The account of the wedding at Cana is one of my favorite examples. Here are the opening verses of John 2 from the Common English Bible.

On the third day there was a wedding in Cana of Galilee. Jesus’ mother was there, and Jesus and his disciples were also invited to the celebration. When the wine ran out, Jesus’ mother said to him, “They don’t have any wine.”

Jesus replied, “Woman, what does that have to do with me? My time hasn’t come yet.”

As many times as I have read those verses, I am pressed to imagine the tone with which Jesus might have delivered that question to his mother in a manner that would have allowed him to live beyond that moment. And yet, not only did he live, but he became the life of the party.

I have similar questions about Jesus’s words to his disciples in the Garden of Gethsemane as the world began closing in on them. He asked them to stay awake while he went alone to pray; he anguished in prayer and they dozed off like children. When he returned, he woke them said, “Couldn’t you stay alert one hour with me?” Was he angry, hurt, disappointed? How did it feel to be on the receiving end of the question?

Jesus asked another question to the man at the pool of Siloam who had been trying to be the first one in the water for thirty-eight years so he could be healed. Jesus heard his story and asked, “Do you want to get well?” It’s a question worthy of the best counselor, but we have no indication of the tone of his delivery.

And it’s all in the delivery. Try these:

You look great.
Where have you been?
Why did you do that?

The tone is crucial to the meaning, and the understanding of what is being said.

There in one time where we are given more than just a hint of how Jesus delivered his words: Jesus’s encounter with the one we call the Rich Young Ruler. After they had gone back and forth and the young man appeared to feel like he was doing pretty well at keeping the Jewish laws (though we don’t know the tone of his voice), Jesus tells him to go and sell everything—a devastating blow to the young man. But before Jesus’s admonition to the man to rid himself of his possessions, the narrative says, “Jesus looked at him and he loved him.” That sentence makes me think Jesus was not throwing a knockout punch; he was issuing an invitation.

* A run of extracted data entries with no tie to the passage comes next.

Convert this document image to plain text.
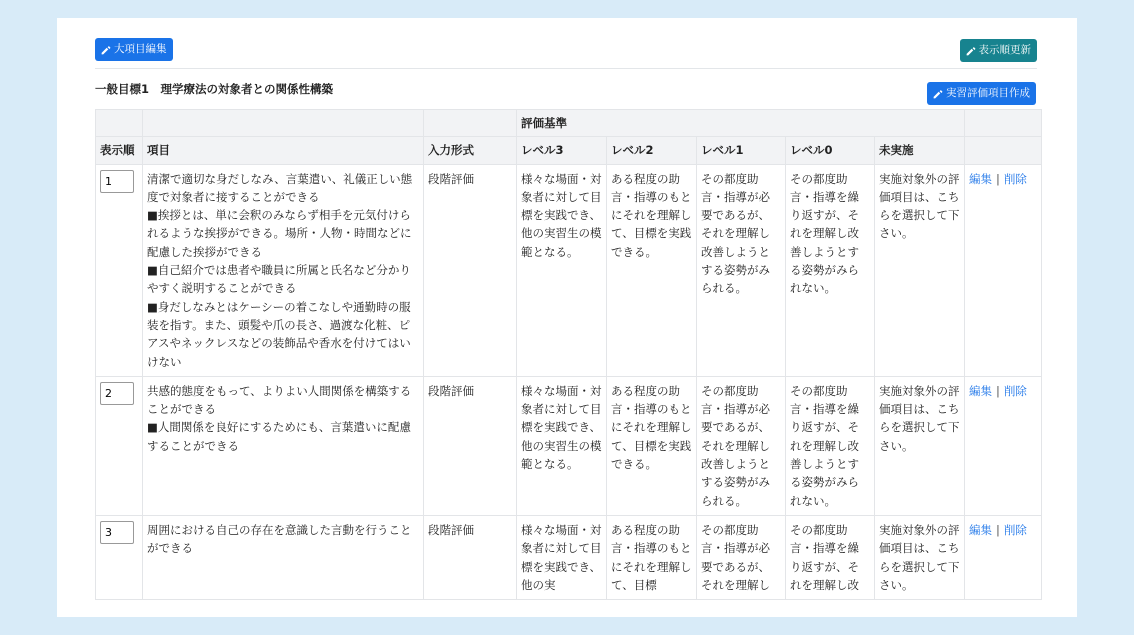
大項目編集	表示順更新
一般目標1　理学療法の対象者との関係性構築	実習評価項目作成
			評価基準					
表示順	項目	入力形式	レベル3	レベル2	レベル1	レベル0	未実施	
1	清潔で適切な身だしなみ、言葉遣い、礼儀正しい態度で対象者に接することができる
■挨拶とは、単に会釈のみならず相手を元気付けられるような挨拶ができる。場所・人物・時間などに配慮した挨拶ができる
■自己紹介では患者や職員に所属と氏名など分かりやすく説明することができる
■身だしなみとはケーシーの着こなしや通勤時の服装を指す。また、頭髪や爪の長さ、過渡な化粧、ピアスやネックレスなどの装飾品や香水を付けてはいけない	段階評価	様々な場面・対象者に対して目標を実践でき、他の実習生の模範となる。	ある程度の助言・指導のもとにそれを理解して、目標を実践できる。	その都度助言・指導が必要であるが、それを理解し改善しようとする姿勢がみられる。	その都度助言・指導を繰り返すが、それを理解し改善しようとする姿勢がみられない。	実施対象外の評価項目は、こちらを選択して下さい。	編集 | 削除
2	共感的態度をもって、よりよい人間関係を構築することができる
■人間関係を良好にするためにも、言葉遣いに配慮することができる	段階評価	様々な場面・対象者に対して目標を実践でき、他の実習生の模範となる。	ある程度の助言・指導のもとにそれを理解して、目標を実践できる。	その都度助言・指導が必要であるが、それを理解し改善しようとする姿勢がみられる。	その都度助言・指導を繰り返すが、それを理解し改善しようとする姿勢がみられない。	実施対象外の評価項目は、こちらを選択して下さい。	編集 | 削除
3	周囲における自己の存在を意識した言動を行うことができる	段階評価	様々な場面・対象者に対して目標を実践でき、他の実	ある程度の助言・指導のもとにそれを理解して、目標	その都度助言・指導が必要であるが、それを理解し	その都度助言・指導を繰り返すが、それを理解し改	実施対象外の評価項目は、こちらを選択して下さい。	編集 | 削除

There is more to language than just the words. As we work to communicate with one another, we let loose our feelings as we speak, both consciously and unconsciously, and they land on another field of feelings with everything from the force of an air raid to the soft landing of a butterfly. Even though the gospel writers don’t fill in all the details, I can infer something of the way in which Jesus spoke to people by the way they respond to him. He spoke the truth in love.

Would that all our words would land in such fashion.

Peace,
Milton

5 COMMENTS

  1. I think of music as I am reading this, Milton. One can learn, and needs to learn, scales, chord structure, harmony, etc. but when it comes down to it, timing and tone are what most express the emotional content, and thus most communicate the feel of a song. Stan Getz was called “The Sound” because of his warm, lyrical tone. I am inspired by your observations to think of Jesus more as “the sound” rather than “the word.”

    • Terry,

      I love this. Timing and tone. When you talk about Jesus as sound, I think of him calling Mary’s name in the garden, and the words from the old hymn that says, “He speaks and the sound of his voice / is so sweet that the birds hush their singing,” and then of, course, John Prine: “you’ve broken the speed of the sound of loneliness.”

      I think you just gave me tonight’s word: sound.

      Peace,
      Milton

  2. This is the area in which the English language struggles. I think other languages contain words that reflect more tone or feeling. But I am not sure. Trying to express on the page what you feel in your heart has always seemed fraught with danger to me. I love Terry’s reference to music. I love the idea of Jesus as more the sound.